Without range across all of the essential leadership elements, we limit our ability to respond to the needs of a situation. Where we know ourselves to be weak with a cost to our leadership impact, we need to take responsibility and develop these areas or ensure we have people next to us who support us with their strength in an area of our weakness. Excess in a leadership element can be equally dangerous. Once you notice, be self-compassionate and consciously commit to developing your leadership range across all elements, if possible.
4. See People as People, Rather Than Objects, Instruments, or Irrelevancies
The notion of separateness is an illusion. Leaders are not alone. We lead mutually interdependent ecologies, within which we have impact, connection, and alliances.
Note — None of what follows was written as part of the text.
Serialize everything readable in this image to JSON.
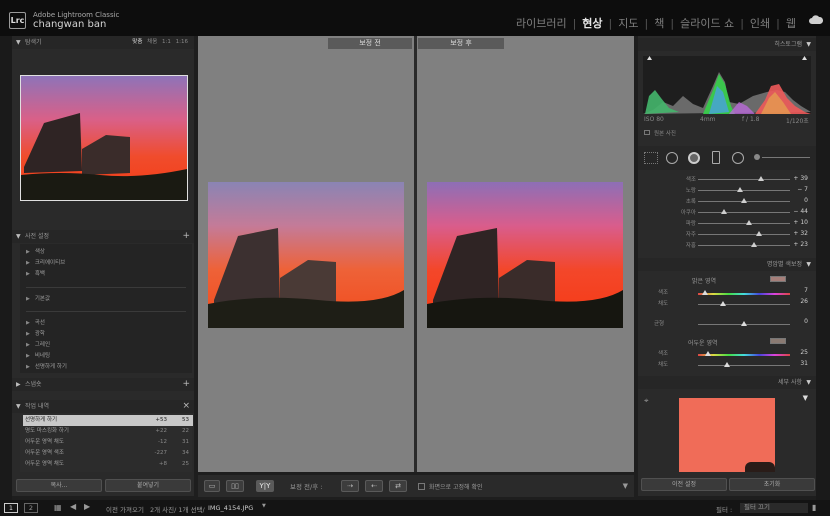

When we intentionally build a container with emotional and social intelligence, we sow trust and co-create environments where we, our partnerships, teams, organizations, and communities can thrive. So much of our interaction with those around us is transactional, instrumental, and top-down, which impoverishes the potential of our leadership and those we lead.
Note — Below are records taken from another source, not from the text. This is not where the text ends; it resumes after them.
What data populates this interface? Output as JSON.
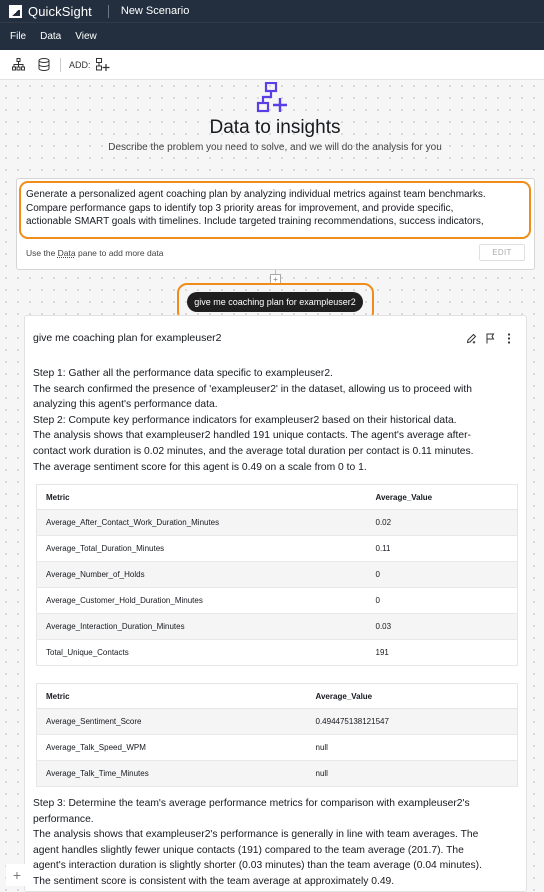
{
  "app": {
    "name": "QuickSight",
    "scenario": "New Scenario"
  },
  "menu": [
    "File",
    "Data",
    "View"
  ],
  "toolbar": {
    "add_label": "ADD:"
  },
  "hero": {
    "title": "Data to insights",
    "subtitle": "Describe the problem you need to solve, and we will do the analysis for you"
  },
  "prompt": {
    "lines": [
      "Generate a personalized agent coaching plan by analyzing individual metrics against team benchmarks.",
      "Compare performance gaps to identify top 3 priority areas for improvement, and provide specific,",
      "actionable SMART goals with timelines. Include targeted training recommendations, success indicators,"
    ],
    "hint_prefix": "Use the ",
    "hint_link": "Data",
    "hint_suffix": " pane to add more data",
    "edit_label": "EDIT"
  },
  "query": {
    "text": "give me coaching plan for exampleuser2"
  },
  "answer": {
    "title": "give me coaching plan for exampleuser2",
    "para1": [
      "Step 1: Gather all the performance data specific to exampleuser2.",
      "The search confirmed the presence of 'exampleuser2' in the dataset, allowing us to proceed with",
      "analyzing this agent's performance data.",
      "Step 2: Compute key performance indicators for exampleuser2 based on their historical data.",
      "The analysis shows that exampleuser2 handled 191 unique contacts. The agent's average after-",
      "contact work duration is 0.02 minutes, and the average total duration per contact is 0.11 minutes.",
      "The average sentiment score for this agent is 0.49 on a scale from 0 to 1."
    ],
    "table1": {
      "headers": [
        "Metric",
        "Average_Value"
      ],
      "rows": [
        [
          "Average_After_Contact_Work_Duration_Minutes",
          "0.02"
        ],
        [
          "Average_Total_Duration_Minutes",
          "0.11"
        ],
        [
          "Average_Number_of_Holds",
          "0"
        ],
        [
          "Average_Customer_Hold_Duration_Minutes",
          "0"
        ],
        [
          "Average_Interaction_Duration_Minutes",
          "0.03"
        ],
        [
          "Total_Unique_Contacts",
          "191"
        ]
      ]
    },
    "table2": {
      "headers": [
        "Metric",
        "Average_Value"
      ],
      "rows": [
        [
          "Average_Sentiment_Score",
          "0.494475138121547"
        ],
        [
          "Average_Talk_Speed_WPM",
          "null"
        ],
        [
          "Average_Talk_Time_Minutes",
          "null"
        ]
      ]
    },
    "para2": [
      "Step 3: Determine the team's average performance metrics for comparison with exampleuser2's",
      "performance.",
      "The analysis shows that exampleuser2's performance is generally in line with team averages. The",
      "agent handles slightly fewer unique contacts (191) compared to the team average (201.7). The",
      "agent's interaction duration is slightly shorter (0.03 minutes) than the team average (0.04 minutes).",
      "The sentiment score is consistent with the team average at approximately 0.49."
    ]
  },
  "colors": {
    "nav_bg": "#232f3e",
    "highlight": "#f08c1a",
    "hero_icon": "#5a3fe6"
  }
}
What do you believe is the most valuable tool for leading others? Your knowledge, your vision, your determination, your wit? Start closer in: the answer lies in your attentive presence. Whatever the situation in front of you, when you give people (rather than the problem) an attentive presence, you’ll find resolution closer than when you withhold it. Yet, it is one of the hardest gifts to give because it takes slowing down and tuning in, which is made harder still by an environment that entrains us to speed up, do more, distract, and multi-task.
Attentive presence is the core of emotional connection, and connection is the channel through which thoughtful leadership flows, even during times of stress and conflict. The prerequisites of attentive presence are courage, curiosity, and empathy, and its practice is deep listening. Courage to experience, identify and name our feelings and to ask after another’s; curiosity about our own and others’ emotions, rather than making assumptions; and empathy to attend to mutual differences. Approach other people with, at some level, a certain wonder and bring that with you in your leadership system.
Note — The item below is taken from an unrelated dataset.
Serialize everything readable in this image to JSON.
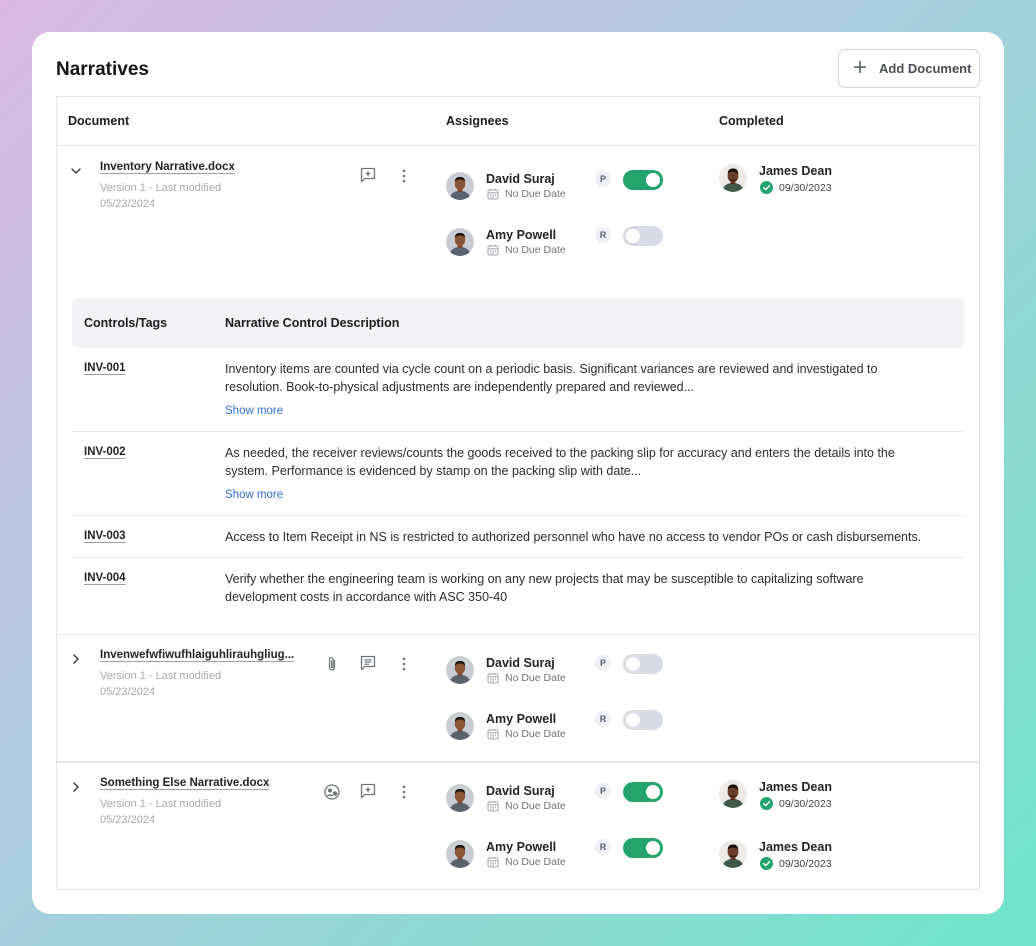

Attentive presence is the core of emotional connection, and connection is the channel through which thoughtful leadership flows, even during times of stress and conflict.
5. Develop Leadership in Others to Create the Future Leadership Culture That Benefits the World
Leaders are time travelers: they pay attention to the present and to the future vision they have for their projects or businesses, as well as to the deep time of the culture they are responsible for creating, not just in what they do, but in how they do it, knowing that there are future generations of leaders to whom they owe a responsibility. In taking steps to be a more thoughtful leader, you create the conditions for better leadership for generations ahead. Be open-handed and open-hearted. Give people the opportunity to shine and ensure your organization takes leadership development seriously. Mentor and give attention to making leadership more representative and diverse.
Native American and First Nations people have a profound leadership practice. When leaders gather to make a decision, they light and tend a fire called the Children’s Fire. They consider all their decisions in the light of the Children’s Fire to remind themselves of the impact of their decisions for seven generations going forward, not just of the tribe or even humanity, but for all living beings, including the planet itself. Light this fire and tend it well. Everything each of us does has an impact. For leaders, this impact needs to be conscious and long-term. Build this thoughtfulness into everything that you do.